ProviderRegistry manages a collection of providers and selects the best one for each request.

Routing Priority

  1. If TrackRequest.preferred_provider is set and available, use it.
  2. If TrackRequest.required_capabilities are set, find the first available provider that supports all of them.
  3. Fall back to the first available provider.

API

from audio_engineer.providers import ProviderRegistry, MidiProvider

registry = ProviderRegistry()
registry.register(MidiProvider())

# List all registered providers
print(registry.list_providers())    # ['midi_engine']
print(registry.list_available())    # ['midi_engine']

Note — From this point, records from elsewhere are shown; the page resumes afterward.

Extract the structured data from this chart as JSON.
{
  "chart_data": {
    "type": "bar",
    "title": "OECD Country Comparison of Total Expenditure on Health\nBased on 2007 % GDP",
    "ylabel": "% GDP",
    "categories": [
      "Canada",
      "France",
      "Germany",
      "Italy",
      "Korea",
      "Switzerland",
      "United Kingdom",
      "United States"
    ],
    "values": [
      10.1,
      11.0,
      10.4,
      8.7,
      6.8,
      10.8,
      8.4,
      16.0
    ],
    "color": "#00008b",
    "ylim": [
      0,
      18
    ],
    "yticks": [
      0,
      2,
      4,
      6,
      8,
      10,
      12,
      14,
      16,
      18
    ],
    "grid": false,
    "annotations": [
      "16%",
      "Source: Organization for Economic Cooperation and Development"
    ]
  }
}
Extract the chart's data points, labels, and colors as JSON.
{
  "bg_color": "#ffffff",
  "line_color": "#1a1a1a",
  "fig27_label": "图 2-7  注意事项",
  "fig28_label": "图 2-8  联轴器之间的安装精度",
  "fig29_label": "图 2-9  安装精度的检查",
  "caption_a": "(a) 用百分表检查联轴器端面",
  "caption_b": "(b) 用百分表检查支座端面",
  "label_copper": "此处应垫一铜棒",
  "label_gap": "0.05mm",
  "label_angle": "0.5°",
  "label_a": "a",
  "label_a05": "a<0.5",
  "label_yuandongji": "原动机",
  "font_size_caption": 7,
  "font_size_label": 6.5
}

# Find providers by capability
from audio_engineer.providers import ProviderCapability
midi_providers = registry.find_by_capability(ProviderCapability.MIDI_GENERATION)

# Generate a track
from audio_engineer.providers import TrackRequest
request = TrackRequest(
    track_name="rhythm_guitar",
    description="Driving rhythm guitar for a blues track",
    genre="blues",
    key="A",
    tempo=100,
    required_capabilities=[ProviderCapability.MIDI_GENERATION],
)
result = registry.generate(request)
print(result.success, result.provider_used, result.track)

Writing a Custom Provider

Subclass AudioProvider and implement the four required methods:

from audio_engineer.providers.base import AudioProvider, ProviderCapability, TrackRequest, TrackResult

class MyCustomProvider(AudioProvider):
    @property
    def name(self) -> str:
        return "my_provider"

    @property
    def capabilities(self) -> list[ProviderCapability]:
        return [ProviderCapability.AUDIO_GENERATION]

    def is_available(self) -> bool:
        # Return False if required credentials/packages are missing
        return True

    def generate_track(self, request: TrackRequest) -> TrackResult:
        # ... your generation logic ...
        return TrackResult(success=True, provider_used=self.name, track=audio_track)

Then register it:

from audio_engineer.providers import ProviderRegistry

registry = ProviderRegistry()
registry.register(MyCustomProvider())

You can also inject a registry into SessionOrchestrator:

from audio_engineer.agents.orchestrator import SessionOrchestrator

orchestrator = SessionOrchestrator(output_dir="./output")
orchestrator.provider_registry.register(MyCustomProvider())

Configuration

Variable Description Default
AUDIO_ENGINEER_DEFAULT_AUDIO_PROVIDER Provider used when no preference is specified midi_engine
AUDIO_ENGINEER_DEFAULT_MIDI_PROVIDER Provider used for MIDI-specific requests midi_engine
AUDIO_ENGINEER_ENABLE_GEMINI_PROVIDER Auto-register GeminiLyriaProvider on startup true

See Configuration for the full settings reference.